USE of illegal mobile phones in a prison has risen threefold, increasing calls for new legal powers to fight their use.

Research by the BBC Data Unit has revealed a 300 per cent increase in mobile phones found in Lewes Prison between 2011 and 2017.

Lewes MP Maria Caulfield, whose Bill to empower prisons to block mobile phone signals in prisons across England is working its way through the Commons, said the figures showed the new law was desperately needed.

The data shows an alarming increase in the rates at which mobile phones are being found in prisons.

At Doncaster Prison the amount of mobile phone finds between 2011 and 2017 increased by 3,350 per cent.

Other prisons with high increases in finds include Portland (2200 per cent), Risley (1500 per cent) and Glenn Parva (1500 per cent).

Lewes Prison has seen an increase in mobile phone finds of 300 per cent.

The rate of mobile phone discoveries per 100 prisoners in Lewes Prison is now 31.48.

Ms Caulfield said prison officers and staff do an excellent job finding mobile phones but it is clear prisoners are attempting to smuggle more mobile phones into prisons and it is impossible to stop all of them from getting through checks.

Her Prisons (Interference with Wireless Telegraphy) Bill will give mobile phone operators the powers to block mobile phone signals to prisons across England, meaning that even if mobile phones make it into prisons they will be useless at contacting the outside world.
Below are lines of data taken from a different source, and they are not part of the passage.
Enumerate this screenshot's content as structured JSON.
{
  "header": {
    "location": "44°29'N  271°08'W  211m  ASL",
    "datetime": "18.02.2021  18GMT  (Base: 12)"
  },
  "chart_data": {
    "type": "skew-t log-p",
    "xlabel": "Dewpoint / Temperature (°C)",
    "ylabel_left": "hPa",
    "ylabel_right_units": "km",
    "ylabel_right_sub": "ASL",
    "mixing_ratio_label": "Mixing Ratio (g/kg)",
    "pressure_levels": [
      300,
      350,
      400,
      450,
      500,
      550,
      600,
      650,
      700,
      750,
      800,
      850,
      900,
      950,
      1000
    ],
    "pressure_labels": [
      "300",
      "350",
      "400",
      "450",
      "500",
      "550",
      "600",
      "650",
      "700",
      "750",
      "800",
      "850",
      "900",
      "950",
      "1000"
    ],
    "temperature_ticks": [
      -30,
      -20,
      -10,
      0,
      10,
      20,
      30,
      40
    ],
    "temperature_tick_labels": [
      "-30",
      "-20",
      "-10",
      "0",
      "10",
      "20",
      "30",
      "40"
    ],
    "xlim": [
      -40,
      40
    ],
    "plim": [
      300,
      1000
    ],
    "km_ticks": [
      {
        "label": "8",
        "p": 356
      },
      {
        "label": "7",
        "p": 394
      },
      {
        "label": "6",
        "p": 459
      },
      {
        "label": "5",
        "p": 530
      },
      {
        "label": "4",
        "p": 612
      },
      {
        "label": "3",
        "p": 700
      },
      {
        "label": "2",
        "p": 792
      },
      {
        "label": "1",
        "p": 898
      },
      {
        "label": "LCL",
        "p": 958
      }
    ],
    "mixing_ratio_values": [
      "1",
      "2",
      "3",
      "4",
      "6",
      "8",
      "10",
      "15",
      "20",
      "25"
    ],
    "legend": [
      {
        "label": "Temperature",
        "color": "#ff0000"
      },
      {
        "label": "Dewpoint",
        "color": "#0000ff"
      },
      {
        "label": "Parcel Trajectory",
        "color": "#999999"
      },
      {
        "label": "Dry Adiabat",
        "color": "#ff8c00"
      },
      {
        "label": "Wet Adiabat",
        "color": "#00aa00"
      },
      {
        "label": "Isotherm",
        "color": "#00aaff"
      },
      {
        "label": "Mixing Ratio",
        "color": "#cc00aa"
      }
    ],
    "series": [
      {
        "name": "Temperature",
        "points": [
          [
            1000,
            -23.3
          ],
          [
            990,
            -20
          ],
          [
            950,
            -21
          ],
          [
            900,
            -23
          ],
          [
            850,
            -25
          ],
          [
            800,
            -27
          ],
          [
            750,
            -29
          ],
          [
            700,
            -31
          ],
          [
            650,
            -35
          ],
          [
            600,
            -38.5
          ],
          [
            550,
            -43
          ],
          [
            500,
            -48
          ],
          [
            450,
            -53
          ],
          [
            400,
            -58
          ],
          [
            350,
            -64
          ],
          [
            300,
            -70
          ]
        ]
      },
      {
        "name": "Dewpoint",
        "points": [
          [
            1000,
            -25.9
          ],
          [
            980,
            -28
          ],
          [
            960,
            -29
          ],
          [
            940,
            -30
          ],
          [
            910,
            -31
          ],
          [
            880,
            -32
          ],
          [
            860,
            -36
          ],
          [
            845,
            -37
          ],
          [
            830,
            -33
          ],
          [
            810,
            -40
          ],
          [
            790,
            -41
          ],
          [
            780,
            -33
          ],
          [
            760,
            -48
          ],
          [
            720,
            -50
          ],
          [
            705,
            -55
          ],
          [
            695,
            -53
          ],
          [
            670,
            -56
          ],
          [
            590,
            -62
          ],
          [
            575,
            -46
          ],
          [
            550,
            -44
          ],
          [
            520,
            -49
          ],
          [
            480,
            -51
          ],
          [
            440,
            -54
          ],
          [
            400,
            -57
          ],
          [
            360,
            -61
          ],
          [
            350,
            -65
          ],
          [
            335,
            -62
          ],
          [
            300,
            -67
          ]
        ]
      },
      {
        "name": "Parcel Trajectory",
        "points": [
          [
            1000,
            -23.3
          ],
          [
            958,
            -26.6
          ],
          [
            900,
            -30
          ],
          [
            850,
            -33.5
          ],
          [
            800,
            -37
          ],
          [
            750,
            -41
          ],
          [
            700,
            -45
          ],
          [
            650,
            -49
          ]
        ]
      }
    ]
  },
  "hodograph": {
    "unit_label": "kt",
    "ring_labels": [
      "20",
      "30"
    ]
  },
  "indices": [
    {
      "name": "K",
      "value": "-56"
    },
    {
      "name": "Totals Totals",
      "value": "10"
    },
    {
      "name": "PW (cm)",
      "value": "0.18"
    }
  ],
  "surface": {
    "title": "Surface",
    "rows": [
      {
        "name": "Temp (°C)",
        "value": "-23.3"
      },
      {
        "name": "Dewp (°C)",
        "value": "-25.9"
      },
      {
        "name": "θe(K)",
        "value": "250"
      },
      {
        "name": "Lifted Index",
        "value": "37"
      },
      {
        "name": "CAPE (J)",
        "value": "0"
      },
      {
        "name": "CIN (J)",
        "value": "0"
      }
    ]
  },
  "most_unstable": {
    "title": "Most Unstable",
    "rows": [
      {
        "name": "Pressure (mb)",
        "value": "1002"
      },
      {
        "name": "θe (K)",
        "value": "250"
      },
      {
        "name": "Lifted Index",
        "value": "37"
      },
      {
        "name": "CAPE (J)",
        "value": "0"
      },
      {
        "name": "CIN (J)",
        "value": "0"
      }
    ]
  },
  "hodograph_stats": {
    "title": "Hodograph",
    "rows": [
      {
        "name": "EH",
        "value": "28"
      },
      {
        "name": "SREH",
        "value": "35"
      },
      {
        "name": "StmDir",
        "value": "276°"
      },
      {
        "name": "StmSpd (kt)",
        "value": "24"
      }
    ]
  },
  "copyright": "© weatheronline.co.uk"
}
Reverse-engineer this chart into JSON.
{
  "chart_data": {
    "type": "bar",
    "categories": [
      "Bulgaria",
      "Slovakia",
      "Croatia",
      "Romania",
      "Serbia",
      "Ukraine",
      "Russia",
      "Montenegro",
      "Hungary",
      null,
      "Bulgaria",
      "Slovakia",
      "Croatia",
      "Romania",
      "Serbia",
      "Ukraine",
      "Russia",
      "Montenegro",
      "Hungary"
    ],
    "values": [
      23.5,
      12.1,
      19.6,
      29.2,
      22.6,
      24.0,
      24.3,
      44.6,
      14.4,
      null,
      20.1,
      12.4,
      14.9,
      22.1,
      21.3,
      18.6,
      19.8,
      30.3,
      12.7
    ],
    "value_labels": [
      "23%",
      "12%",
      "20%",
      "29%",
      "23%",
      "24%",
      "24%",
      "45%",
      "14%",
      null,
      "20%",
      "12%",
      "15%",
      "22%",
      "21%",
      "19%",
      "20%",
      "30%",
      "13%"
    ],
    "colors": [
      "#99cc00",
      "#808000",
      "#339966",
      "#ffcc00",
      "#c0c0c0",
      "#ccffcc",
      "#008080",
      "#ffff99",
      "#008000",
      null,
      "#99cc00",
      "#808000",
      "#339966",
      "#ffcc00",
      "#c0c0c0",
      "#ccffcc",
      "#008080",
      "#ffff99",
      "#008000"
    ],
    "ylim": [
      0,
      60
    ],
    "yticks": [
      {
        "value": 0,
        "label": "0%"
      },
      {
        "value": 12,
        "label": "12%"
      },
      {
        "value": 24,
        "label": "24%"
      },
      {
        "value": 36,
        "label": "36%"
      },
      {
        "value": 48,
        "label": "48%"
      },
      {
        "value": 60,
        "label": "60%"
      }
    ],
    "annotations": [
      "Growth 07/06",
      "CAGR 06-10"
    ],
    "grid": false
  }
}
The Bill passed its Committee Stage at the House of Commons earlier this month and will return to the House of Commons for the Report Stage on June 6.

Ms Caulfield said “This data proves why my Bill to block mobile phone signals in prisons is so desperately needed.
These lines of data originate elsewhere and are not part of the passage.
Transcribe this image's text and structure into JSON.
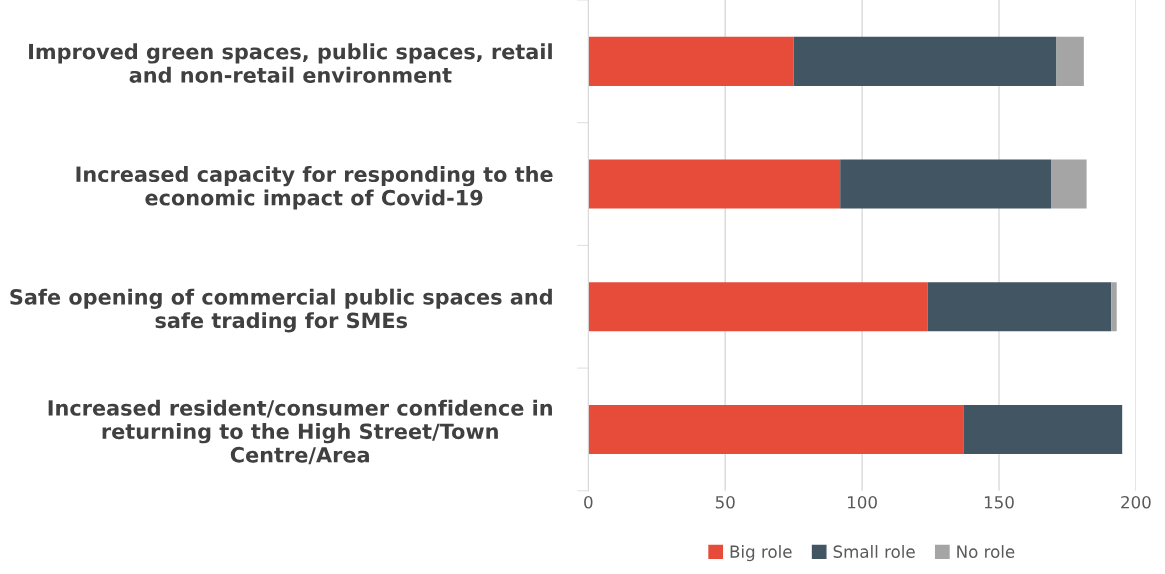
{
  "chart_data": {
    "type": "bar",
    "orientation": "horizontal",
    "stacked": true,
    "categories": [
      "Improved green spaces, public spaces, retail\nand non-retail environment",
      "Increased capacity for responding to the\neconomic impact of Covid-19",
      "Safe opening of commercial public spaces and\nsafe trading for SMEs",
      "Increased resident/consumer confidence in\nreturning to the High Street/Town\nCentre/Area"
    ],
    "series": [
      {
        "name": "Big role",
        "color": "#e74c3a",
        "values": [
          75,
          92,
          124,
          137
        ]
      },
      {
        "name": "Small role",
        "color": "#415563",
        "values": [
          96,
          77,
          67,
          58
        ]
      },
      {
        "name": "No role",
        "color": "#a5a5a5",
        "values": [
          10,
          13,
          2,
          0
        ]
      }
    ],
    "xlim": [
      0,
      200
    ],
    "xticks": [
      0,
      50,
      100,
      150,
      200
    ],
    "grid": "x",
    "legend": "bottom"
  }
}
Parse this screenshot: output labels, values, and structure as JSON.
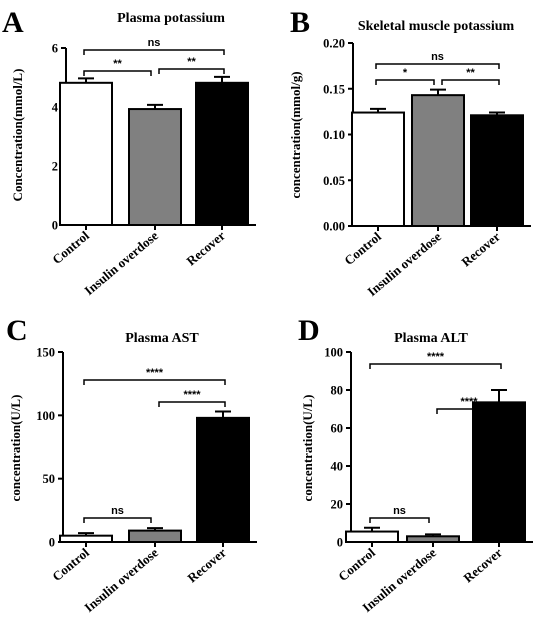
{
  "chart_data": [
    {
      "panel": "A",
      "type": "bar",
      "title": "Plasma potassium",
      "ylabel": "Concentration(mmol/L)",
      "categories": [
        "Control",
        "Insulin overdose",
        "Recover"
      ],
      "values": [
        4.82,
        3.93,
        4.82
      ],
      "errors": [
        0.15,
        0.14,
        0.2
      ],
      "fills": [
        "#ffffff",
        "#808080",
        "#000000"
      ],
      "ylim": [
        0,
        6
      ],
      "yticks": [
        0,
        2,
        4,
        6
      ],
      "yticklabels": [
        "0",
        "2",
        "4",
        "6"
      ],
      "comparisons": [
        {
          "from": 0,
          "to": 1,
          "label": "**"
        },
        {
          "from": 1,
          "to": 2,
          "label": "**"
        },
        {
          "from": 0,
          "to": 2,
          "label": "ns"
        }
      ]
    },
    {
      "panel": "B",
      "type": "bar",
      "title": "Skeletal muscle potassium",
      "ylabel": "concentration(mmol/g)",
      "categories": [
        "Control",
        "Insulin overdose",
        "Recover"
      ],
      "values": [
        0.124,
        0.143,
        0.121
      ],
      "errors": [
        0.004,
        0.006,
        0.003
      ],
      "fills": [
        "#ffffff",
        "#808080",
        "#000000"
      ],
      "ylim": [
        0,
        0.2
      ],
      "yticks": [
        0,
        0.05,
        0.1,
        0.15,
        0.2
      ],
      "yticklabels": [
        "0.00",
        "0.05",
        "0.10",
        "0.15",
        "0.20"
      ],
      "comparisons": [
        {
          "from": 0,
          "to": 1,
          "label": "*"
        },
        {
          "from": 1,
          "to": 2,
          "label": "**"
        },
        {
          "from": 0,
          "to": 2,
          "label": "ns"
        }
      ]
    },
    {
      "panel": "C",
      "type": "bar",
      "title": "Plasma AST",
      "ylabel": "concentration(U/L)",
      "categories": [
        "Control",
        "Insulin overdose",
        "Recover"
      ],
      "values": [
        5,
        9,
        98
      ],
      "errors": [
        2,
        2,
        5
      ],
      "fills": [
        "#ffffff",
        "#808080",
        "#000000"
      ],
      "ylim": [
        0,
        150
      ],
      "yticks": [
        0,
        50,
        100,
        150
      ],
      "yticklabels": [
        "0",
        "50",
        "100",
        "150"
      ],
      "comparisons": [
        {
          "from": 0,
          "to": 1,
          "label": "ns"
        },
        {
          "from": 1,
          "to": 2,
          "label": "****"
        },
        {
          "from": 0,
          "to": 2,
          "label": "****"
        }
      ]
    },
    {
      "panel": "D",
      "type": "bar",
      "title": "Plasma ALT",
      "ylabel": "concentration(U/L)",
      "categories": [
        "Control",
        "Insulin overdose",
        "Recover"
      ],
      "values": [
        5.5,
        3,
        73.5
      ],
      "errors": [
        2,
        1,
        6.5
      ],
      "fills": [
        "#ffffff",
        "#808080",
        "#000000"
      ],
      "ylim": [
        0,
        100
      ],
      "yticks": [
        0,
        20,
        40,
        60,
        80,
        100
      ],
      "yticklabels": [
        "0",
        "20",
        "40",
        "60",
        "80",
        "100"
      ],
      "comparisons": [
        {
          "from": 0,
          "to": 1,
          "label": "ns"
        },
        {
          "from": 1,
          "to": 2,
          "label": "****"
        },
        {
          "from": 0,
          "to": 2,
          "label": "****"
        }
      ]
    }
  ]
}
“The sheer number of mobile phones being smuggled into prisons is mind blowing and if this many are found there must be many that go undetected.

“My Bill will render all illegal mobile phone in prisons useless as a tool to interact with the outside world, helping both prison staff and victims of crime in the community.”

Being in possession of a mobile phone in prison is illegal and carries a possible two-year prison sentence but with thousands of deliveries and visitors coming and going through prisons each day it is incredibly difficult to find all of them.

The new powers would render a mobile phone useless within the walls of all prisons in England.